Solche generellen Fragen bespreche ich häufig mit dem Auftraggeber, bevor ich anfange zu übersetzen. Auch das gehört zur Kreativität des Übersetzens: zu überlegen, was dem zu übersetzenden Stück entspricht, ob die Sprache knapp und trocken gehalten werden sollte, ob sie formal, umgangssprachlich oder spielerisch sein sollte… Hier helfen Erfahrung und Vertrauen ins eigene Sprachgefühl. Ich bespreche keine Details, sondern allgemeine Überlegungen.

Dem Auftraggeber hilft dies, weil er weiß, in welche Richtung meiner Meinung nach die Übersetzung gehen sollte, und mir hilft es, weil ich weiß, ob er meiner Einschätzung zustimmt – im Zweifelsfall kann man von vorneherein unterschiedliche Auffassungen diskutieren und sie angleichen.

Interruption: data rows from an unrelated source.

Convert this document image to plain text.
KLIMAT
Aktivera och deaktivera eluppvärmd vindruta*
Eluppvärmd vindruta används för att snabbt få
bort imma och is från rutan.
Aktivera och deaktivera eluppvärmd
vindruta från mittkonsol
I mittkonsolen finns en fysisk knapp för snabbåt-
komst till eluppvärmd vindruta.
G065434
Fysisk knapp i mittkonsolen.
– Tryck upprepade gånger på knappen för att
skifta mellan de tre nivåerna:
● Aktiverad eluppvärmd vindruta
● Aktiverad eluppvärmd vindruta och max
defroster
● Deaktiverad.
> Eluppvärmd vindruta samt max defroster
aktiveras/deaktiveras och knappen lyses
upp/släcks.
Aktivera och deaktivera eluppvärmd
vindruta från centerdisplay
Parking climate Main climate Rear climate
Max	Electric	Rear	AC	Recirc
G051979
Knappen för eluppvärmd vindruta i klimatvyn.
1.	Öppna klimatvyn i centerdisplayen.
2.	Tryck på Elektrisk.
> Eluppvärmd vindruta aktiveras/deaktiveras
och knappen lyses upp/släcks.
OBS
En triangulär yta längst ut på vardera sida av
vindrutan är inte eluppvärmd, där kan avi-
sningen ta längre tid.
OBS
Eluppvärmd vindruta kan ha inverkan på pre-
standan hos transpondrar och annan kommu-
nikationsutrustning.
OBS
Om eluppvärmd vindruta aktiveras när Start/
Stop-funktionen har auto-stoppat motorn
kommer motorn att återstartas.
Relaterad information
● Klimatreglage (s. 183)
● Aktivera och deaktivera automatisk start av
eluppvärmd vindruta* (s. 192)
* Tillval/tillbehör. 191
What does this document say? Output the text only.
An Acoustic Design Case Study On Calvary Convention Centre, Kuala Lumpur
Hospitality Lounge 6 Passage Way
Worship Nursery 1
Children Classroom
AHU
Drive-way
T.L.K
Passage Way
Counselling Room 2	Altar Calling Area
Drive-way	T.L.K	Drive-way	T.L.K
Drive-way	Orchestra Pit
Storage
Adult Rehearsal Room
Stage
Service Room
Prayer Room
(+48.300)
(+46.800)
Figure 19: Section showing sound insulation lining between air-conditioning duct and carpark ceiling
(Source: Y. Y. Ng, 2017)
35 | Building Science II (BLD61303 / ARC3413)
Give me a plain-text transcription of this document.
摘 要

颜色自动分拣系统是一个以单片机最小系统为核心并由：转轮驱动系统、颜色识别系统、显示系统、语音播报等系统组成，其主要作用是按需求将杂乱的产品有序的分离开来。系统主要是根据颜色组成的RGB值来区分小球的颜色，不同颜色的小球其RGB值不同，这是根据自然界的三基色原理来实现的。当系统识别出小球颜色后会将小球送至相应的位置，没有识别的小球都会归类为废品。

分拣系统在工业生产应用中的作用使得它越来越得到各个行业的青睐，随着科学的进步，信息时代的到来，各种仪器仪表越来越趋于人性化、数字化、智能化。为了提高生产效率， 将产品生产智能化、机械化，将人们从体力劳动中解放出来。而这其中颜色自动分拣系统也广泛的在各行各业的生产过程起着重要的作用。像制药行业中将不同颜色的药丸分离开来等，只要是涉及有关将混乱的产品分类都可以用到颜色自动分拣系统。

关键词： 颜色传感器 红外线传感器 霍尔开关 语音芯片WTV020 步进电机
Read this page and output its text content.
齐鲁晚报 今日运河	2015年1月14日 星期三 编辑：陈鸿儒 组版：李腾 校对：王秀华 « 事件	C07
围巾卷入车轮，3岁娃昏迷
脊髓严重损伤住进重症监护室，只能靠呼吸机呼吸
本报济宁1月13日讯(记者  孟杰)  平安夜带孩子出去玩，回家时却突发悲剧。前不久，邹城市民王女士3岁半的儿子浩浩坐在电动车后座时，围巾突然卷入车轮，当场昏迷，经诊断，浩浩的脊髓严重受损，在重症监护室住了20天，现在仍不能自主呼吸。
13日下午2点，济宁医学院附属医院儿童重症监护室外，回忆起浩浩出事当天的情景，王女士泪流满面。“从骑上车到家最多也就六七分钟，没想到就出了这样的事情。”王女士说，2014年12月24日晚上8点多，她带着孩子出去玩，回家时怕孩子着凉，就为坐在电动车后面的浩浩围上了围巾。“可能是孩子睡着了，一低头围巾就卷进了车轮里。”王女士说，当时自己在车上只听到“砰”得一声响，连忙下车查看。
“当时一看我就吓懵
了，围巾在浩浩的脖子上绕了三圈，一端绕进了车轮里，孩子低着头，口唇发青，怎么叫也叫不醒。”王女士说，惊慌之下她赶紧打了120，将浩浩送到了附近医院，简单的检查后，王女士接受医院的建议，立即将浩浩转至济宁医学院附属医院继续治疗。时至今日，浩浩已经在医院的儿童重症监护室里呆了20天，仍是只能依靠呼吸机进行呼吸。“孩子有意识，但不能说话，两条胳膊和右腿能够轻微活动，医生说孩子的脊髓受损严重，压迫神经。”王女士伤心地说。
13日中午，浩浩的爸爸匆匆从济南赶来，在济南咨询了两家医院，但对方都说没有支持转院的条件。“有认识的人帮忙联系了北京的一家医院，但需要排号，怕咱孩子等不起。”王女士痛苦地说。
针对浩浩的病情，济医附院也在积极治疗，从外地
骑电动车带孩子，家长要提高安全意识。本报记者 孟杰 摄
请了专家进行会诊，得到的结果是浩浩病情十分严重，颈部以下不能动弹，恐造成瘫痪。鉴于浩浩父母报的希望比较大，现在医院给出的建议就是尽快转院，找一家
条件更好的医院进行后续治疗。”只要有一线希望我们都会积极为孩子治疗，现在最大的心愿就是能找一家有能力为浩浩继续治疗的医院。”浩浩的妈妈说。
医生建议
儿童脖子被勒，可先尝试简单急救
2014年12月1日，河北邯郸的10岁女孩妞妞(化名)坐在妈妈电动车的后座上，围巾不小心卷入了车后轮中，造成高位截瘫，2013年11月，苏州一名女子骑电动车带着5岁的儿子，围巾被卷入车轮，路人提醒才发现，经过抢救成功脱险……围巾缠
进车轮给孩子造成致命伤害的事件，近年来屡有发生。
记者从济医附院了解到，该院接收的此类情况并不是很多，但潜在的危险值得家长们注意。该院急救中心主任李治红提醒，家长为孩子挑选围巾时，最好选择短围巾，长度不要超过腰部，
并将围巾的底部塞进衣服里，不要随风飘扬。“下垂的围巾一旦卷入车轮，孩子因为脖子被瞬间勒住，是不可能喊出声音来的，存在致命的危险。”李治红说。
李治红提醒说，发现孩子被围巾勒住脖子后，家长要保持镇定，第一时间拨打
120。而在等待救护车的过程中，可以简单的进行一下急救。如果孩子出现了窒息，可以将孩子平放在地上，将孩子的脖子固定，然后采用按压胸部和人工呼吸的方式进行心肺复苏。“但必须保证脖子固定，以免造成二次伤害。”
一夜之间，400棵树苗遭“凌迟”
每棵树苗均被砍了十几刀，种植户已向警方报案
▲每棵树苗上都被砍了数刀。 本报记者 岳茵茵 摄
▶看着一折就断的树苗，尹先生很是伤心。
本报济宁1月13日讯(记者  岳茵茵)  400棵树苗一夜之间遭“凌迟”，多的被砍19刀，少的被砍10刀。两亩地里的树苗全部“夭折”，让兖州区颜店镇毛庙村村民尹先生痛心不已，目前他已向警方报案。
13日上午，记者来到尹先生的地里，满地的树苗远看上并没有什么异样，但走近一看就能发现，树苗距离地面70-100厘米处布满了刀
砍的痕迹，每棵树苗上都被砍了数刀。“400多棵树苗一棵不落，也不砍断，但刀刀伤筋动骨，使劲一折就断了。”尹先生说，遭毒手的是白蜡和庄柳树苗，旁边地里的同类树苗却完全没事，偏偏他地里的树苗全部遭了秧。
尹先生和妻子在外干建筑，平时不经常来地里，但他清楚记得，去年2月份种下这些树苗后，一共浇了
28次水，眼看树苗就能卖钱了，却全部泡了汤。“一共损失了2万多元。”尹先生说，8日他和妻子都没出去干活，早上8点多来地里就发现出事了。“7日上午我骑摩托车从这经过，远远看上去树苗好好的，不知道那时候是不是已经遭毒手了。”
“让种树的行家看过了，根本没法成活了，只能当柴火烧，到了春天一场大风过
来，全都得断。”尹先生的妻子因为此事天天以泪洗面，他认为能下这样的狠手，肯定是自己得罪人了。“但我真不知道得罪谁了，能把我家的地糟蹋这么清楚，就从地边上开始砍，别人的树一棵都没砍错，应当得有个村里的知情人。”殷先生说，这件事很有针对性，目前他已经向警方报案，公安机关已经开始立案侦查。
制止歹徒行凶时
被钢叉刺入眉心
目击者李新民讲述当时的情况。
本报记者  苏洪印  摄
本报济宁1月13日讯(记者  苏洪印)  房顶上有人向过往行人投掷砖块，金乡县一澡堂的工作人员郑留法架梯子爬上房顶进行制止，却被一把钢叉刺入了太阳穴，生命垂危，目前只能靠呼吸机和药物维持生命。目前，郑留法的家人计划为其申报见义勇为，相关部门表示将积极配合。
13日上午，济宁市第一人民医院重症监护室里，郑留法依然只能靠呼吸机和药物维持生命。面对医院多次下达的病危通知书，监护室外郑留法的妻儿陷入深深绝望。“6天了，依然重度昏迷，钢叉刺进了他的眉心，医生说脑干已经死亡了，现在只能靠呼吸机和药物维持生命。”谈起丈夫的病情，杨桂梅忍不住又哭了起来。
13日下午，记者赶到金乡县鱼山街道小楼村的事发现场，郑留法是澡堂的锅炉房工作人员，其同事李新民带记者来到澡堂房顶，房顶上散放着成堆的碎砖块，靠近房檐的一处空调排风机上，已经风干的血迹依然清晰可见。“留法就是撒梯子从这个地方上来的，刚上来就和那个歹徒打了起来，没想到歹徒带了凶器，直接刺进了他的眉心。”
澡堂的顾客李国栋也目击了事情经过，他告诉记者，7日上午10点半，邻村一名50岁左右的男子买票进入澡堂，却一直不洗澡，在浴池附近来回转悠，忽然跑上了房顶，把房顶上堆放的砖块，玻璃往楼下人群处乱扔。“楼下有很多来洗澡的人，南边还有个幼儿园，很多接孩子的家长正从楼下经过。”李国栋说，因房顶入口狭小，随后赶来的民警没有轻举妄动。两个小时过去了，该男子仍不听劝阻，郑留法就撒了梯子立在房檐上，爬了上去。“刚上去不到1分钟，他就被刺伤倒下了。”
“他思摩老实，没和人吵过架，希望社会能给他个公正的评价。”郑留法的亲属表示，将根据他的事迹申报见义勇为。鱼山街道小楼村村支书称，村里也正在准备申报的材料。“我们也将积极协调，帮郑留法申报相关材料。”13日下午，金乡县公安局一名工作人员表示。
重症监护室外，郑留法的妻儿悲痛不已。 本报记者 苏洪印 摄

Natürlich ist es hilfreich, wenn man über längere Zeit mit einem Lektor zusammenarbeitet, sich kennt und vertraut. Gerade als Anfänger kann man von einem erfahrenen Lektor sehr, sehr viel lernen und Sicherheit gewinnen. Ich hatte Glück.

Übersetzerprogramm oder selbstverwaltetes Zettelsystem
Habe ich dann den Auftrag angenommen, mache ich zunächst eine Grundübersetzung, die sich manchmal noch recht stark am Original orientiert, auch wenn ich mich bemühe, schon bei diesem ersten Durchgang möglichst "deutsch" zu werden. Danach kommen die Feinarbeiten: in mehreren Durchgängen überprüfe, bearbeite und verändere ich die Übersetzung, achte auf Sprache, Mittel, Sprachebenen, Figurensprache, Wiederholungen im Stück, Rhythmus, Sprechbarkeit, Rechtschreibung (auch das ist wichtig) …

Es hilft, sich schon beim ersten Durchgang Notizen zu bestimmten, im Stück immer wieder vorkommenden Worten oder Ausdrücken zu machen – gerade, wenn man an einer Übersetzung nicht jeden Tag arbeiten kann, ist dies sinnvoll.  Ich glaube, viele Übersetzer benutzen auch Übersetzerprogramme, die solche Vorgänge unterstützen. Ich habe dies bisher nicht getan, weil es mir sehr technisch vorkommt und ich lieber mein eigenes skurriles Zettelsystem verwalte.

Im Laufe der Feinarbeiten setze ich mich per Mail mit dem Autor oder der Autorin mit den Fragen in Verbindung, die sich mir im Laufe der Übersetzung gestellt haben. Die Autoren beantworten die Fragen eigentlich immer gerne und sehr schnell – sie müssen Vertrauen in eine ihnen (in vielen Fällen) unbekannte Person haben, daher habe ich oft das Gefühl gehabt, sie sind froh, diese Gelegenheit nutzen zu können.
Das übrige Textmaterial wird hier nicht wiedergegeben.